This summer, General Motors will start building the Chevrolet Sonic, which will be the only subcompact car produced on U.S. soil.
Nobody else is making a small car here because, historically, they've been money losers. So how does GM expect to turn a profit?
The short answer is cheaper labor. As is well known by now, the UAW cut a deal with GM in the dark days of 2009 that allows GM to run the plant with 40 percent of the workers at a "second-tier" wage, about half of the nearly $29 per hour that veteran UAW-represented GM workers make.
But GM says it's more than that. It spent roughly $600 million overhauling the Orion plant to eliminate the sort of flab and inefficiencies that just won't cut it in a small-car plant.
Now GM is showing off some of those lean techniques, as about 1,600 workers gear up for the start of Sonic output. Production of the Buick Verano compact will start soon after.

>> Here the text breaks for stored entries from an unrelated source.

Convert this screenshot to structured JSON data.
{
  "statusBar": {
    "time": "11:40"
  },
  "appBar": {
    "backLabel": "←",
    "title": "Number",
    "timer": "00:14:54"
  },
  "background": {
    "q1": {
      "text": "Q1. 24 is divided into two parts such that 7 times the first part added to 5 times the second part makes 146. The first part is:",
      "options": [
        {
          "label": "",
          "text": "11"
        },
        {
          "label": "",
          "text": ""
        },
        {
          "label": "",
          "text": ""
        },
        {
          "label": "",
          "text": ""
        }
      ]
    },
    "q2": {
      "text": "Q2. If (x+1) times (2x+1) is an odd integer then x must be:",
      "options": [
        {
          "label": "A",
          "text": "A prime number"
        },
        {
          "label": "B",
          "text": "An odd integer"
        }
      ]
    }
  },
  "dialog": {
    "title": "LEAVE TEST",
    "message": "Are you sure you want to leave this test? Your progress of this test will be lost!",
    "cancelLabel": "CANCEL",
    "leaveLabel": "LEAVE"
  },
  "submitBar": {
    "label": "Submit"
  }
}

GM invited reporters into the plant today for a peek at little ways in which it's trying to preserve precious small-car margins. Some examples:
- A tighter layout leaves room for GM to receive shipments from suppliers on site, rather than storing parts in an off-site warehouse. Eliminating the use of hourly shuttles to haul parts back and forth will save $10 million a year.
- Two suppliers work in-house -- a rarity at a GM plant -- to supply brackets and other parts in real time. GM says that cuts costs and logistical headaches and makes it easier to fix quality snags.
- About 30 percent of the 3,200 parts used at the plant will come from overseas (and presumably less-expensive) suppliers. A typical GM plant gets just 5 percent of its parts from overseas.
As a bonus, GM gets to buff its green-company image. The new paint shop is partially heated by landfill gas and uses about half the energy as the one it replaced. It's using recycled cardboard and scraps of old jeans in the headliner for the Verano. More-efficient lighting will shave nearly a half-million dollars a year.